El gobierno federal dio un paso clave en su estrategia de seguridad al designar a Miguel Torruco Garza como nuevo subsecretario de Prevención de las Violencias en la Secretaría de Seguridad y Protección Ciudadana. La decisión, anunciada este martes, llega en un momento en que las autoridades buscan reforzar los esfuerzos para atacar las raíces de la inseguridad, más allá de las acciones represivas tradicionales.
Torruco Garza, quien cuenta con una sólida formación académica como doctor y maestro en Administración Pública, asumió el cargo con un mensaje claro: la prevención debe ser el eje central de cualquier política de seguridad. “La violencia no se combate solo con operativos, sino atendiendo sus causas profundas”, afirmó al tomar posesión. Su enfoque prioriza la creación de oportunidades reales para las juventudes, especialmente en zonas vulnerables, a través de programas educativos, actividades deportivas y la promoción de valores cívicos.
La designación ocurre en un contexto de resultados tangibles en materia de combate al crimen organizado. Según datos recientes, las fuerzas de seguridad han logrado avances significativos en los últimos meses, con más de 2,200 detenidos vinculados a redes delictivas y el aseguramiento de 33 toneladas de drogas. Además, se han desmantelado cerca de 2,000 laboratorios clandestinos y áreas utilizadas para la producción y distribución de estupefacientes, lo que refleja una ofensiva sostenida contra el narcotráfico.
El nuevo subsecretario hereda un desafío mayúsculo: consolidar una política de prevención que trascienda los discursos y se traduzca en acciones concretas. Su experiencia previa en la administración pública sugiere que buscará articular esfuerzos entre dependencias federales, gobiernos estatales y municipales, así como con organizaciones de la sociedad civil. La apuesta es clara: reducir los índices de violencia no solo con fuerza, sino con inteligencia, generando alternativas para quienes hoy ven en el crimen su única opción.

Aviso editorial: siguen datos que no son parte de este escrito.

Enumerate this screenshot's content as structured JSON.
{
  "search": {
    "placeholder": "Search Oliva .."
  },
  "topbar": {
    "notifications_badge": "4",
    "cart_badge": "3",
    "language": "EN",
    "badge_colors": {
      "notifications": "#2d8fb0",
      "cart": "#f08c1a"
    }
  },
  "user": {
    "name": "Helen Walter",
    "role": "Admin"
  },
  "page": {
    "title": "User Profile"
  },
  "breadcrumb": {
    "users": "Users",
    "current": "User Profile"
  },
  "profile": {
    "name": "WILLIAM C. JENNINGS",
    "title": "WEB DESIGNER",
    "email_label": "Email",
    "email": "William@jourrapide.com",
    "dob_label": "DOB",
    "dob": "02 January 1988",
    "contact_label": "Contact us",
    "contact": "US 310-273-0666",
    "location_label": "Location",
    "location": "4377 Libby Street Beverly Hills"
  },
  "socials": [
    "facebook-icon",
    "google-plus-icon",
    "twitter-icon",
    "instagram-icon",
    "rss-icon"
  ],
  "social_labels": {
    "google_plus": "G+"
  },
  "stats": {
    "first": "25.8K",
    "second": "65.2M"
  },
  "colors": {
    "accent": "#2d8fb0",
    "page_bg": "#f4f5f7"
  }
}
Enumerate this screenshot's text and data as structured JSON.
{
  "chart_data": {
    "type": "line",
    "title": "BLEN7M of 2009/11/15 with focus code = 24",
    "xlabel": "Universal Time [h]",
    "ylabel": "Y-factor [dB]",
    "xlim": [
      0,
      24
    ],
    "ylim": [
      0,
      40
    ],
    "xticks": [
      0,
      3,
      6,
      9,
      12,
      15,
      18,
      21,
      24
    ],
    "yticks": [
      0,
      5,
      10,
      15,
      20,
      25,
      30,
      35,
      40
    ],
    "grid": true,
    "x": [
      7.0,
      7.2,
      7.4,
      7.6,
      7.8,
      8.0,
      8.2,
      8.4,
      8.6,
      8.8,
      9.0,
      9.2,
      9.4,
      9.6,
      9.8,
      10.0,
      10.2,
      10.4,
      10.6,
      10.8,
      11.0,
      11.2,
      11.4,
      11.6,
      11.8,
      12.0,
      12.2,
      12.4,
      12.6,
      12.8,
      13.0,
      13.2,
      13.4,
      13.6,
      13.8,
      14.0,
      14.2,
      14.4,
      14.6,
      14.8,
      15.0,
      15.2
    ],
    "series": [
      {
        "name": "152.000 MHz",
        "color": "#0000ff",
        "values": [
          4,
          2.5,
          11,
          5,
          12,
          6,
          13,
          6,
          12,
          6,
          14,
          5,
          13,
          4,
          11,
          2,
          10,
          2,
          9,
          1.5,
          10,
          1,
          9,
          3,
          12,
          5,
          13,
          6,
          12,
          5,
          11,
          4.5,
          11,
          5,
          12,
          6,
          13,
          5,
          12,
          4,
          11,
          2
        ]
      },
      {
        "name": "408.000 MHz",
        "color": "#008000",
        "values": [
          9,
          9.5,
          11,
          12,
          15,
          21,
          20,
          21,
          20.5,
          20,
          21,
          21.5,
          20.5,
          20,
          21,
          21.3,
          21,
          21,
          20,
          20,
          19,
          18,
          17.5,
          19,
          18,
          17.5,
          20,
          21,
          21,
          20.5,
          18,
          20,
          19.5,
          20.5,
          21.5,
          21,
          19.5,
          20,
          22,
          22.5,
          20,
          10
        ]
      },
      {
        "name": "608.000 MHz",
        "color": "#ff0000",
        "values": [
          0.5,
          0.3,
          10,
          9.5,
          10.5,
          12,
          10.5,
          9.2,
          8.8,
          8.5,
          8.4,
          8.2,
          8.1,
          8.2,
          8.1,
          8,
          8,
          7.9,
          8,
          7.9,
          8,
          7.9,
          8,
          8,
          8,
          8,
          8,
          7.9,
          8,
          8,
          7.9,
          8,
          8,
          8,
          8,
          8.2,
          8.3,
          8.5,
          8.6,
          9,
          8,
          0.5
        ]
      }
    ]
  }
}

El reto no es menor. México enfrenta una crisis de inseguridad que se ha agravado en los últimos años, con cifras récord de homicidios y una creciente presencia del crimen organizado en actividades económicas legales. En este escenario, la prevención se vuelve un componente indispensable, aunque a menudo relegado frente a la urgencia de los operativos policiales y militares. Torruco Garza tendrá la tarea de demostrar que invertir en educación, cultura y deporte puede ser tan efectivo —o más— que desplegar patrullas en las calles.
Su nombramiento también refleja un cambio de paradigma en la estrategia de seguridad del gobierno. Mientras en el pasado se priorizaba el uso de la fuerza, ahora se busca equilibrar la represión con políticas sociales que ataquen las condiciones que propician la violencia. Esto incluye desde la recuperación de espacios públicos hasta la implementación de programas de reinserción para jóvenes en riesgo, pasando por el fortalecimiento de las instituciones locales.
El camino por delante es complejo, pero el nuevo subsecretario llega con un mandato claro: transformar la prevención en una política de Estado, no en un simple complemento de las acciones policiacas. Si logra articular una estrategia integral, su gestión podría marcar un antes y después en la forma en que México enfrenta uno de sus mayores problemas. Por ahora, el país observa con expectativa cómo se materializarán estas promesas en acciones concretas que mejoren la vida de millones de personas.